Der ultrakurze Laserpuls brachte die Elektronen im Lithiumfluorid in einen energiereicheren Zustand, sodass sie sich frei bewegen konnten. So wurde das Material kurzfristig zum elektrischen Leiter. Ein zweiter, etwas längerer Laserpuls steuerte die angeregten Elektronen in eine gewünschte Richtung, wodurch ein elektrischer Strom entstand, der dann mit Elektroden auf beiden Seiten des Materials detektiert werden konnte.

Und wie schnell war das jetzt?

Die Messungen lieferten Antworten auf die Fragen, wie schnell das Material auf den ultrakurzen Laserpuls reagierte, wie lange die Signalentstehung dauerte und wie lange man warten muss, bis das Material dem nächsten Signal ausgesetzt werden kann. Daraus ergibt sich, dass bei etwa einem Petahertz eine Obergrenze für kontrollierte optoelektronische Prozesse liegt, so die TU Wien.

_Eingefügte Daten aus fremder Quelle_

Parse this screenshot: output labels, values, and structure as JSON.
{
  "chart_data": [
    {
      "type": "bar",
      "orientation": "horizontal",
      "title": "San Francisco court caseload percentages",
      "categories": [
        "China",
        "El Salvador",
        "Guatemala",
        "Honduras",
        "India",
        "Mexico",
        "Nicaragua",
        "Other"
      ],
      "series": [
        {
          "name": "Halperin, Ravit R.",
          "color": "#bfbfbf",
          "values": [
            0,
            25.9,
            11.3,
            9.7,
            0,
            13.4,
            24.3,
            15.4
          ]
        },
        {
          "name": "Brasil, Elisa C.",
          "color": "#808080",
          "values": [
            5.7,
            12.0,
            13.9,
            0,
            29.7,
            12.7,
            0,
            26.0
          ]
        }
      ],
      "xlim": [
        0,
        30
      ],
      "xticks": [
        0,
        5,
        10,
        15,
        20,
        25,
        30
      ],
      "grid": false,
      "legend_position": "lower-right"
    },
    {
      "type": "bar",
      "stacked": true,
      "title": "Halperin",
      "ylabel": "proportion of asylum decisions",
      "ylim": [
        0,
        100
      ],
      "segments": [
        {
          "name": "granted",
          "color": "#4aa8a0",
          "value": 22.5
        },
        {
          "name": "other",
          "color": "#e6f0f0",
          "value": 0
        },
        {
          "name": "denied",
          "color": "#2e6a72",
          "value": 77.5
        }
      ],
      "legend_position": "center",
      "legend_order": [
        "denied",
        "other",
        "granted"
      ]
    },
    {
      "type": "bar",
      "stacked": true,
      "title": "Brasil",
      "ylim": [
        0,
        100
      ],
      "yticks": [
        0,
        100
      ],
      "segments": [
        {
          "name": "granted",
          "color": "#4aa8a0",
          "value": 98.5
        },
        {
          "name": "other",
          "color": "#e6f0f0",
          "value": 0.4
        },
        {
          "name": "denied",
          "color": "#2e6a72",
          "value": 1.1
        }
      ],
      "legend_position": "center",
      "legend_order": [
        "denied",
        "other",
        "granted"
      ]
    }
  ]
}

Das heißt freilich nicht, dass Computerchips mit einer Taktfrequenz von knapp einem Petahertz hergestellt werden können. Fest steht aber: Schneller als in den Untersuchungen gezeigt wurde, wird Optoelektronik vorerst nicht werden – wie nahe zukünftige Technologien an diese Grenze rankommen, steht in den Sternen, so die Forschenden.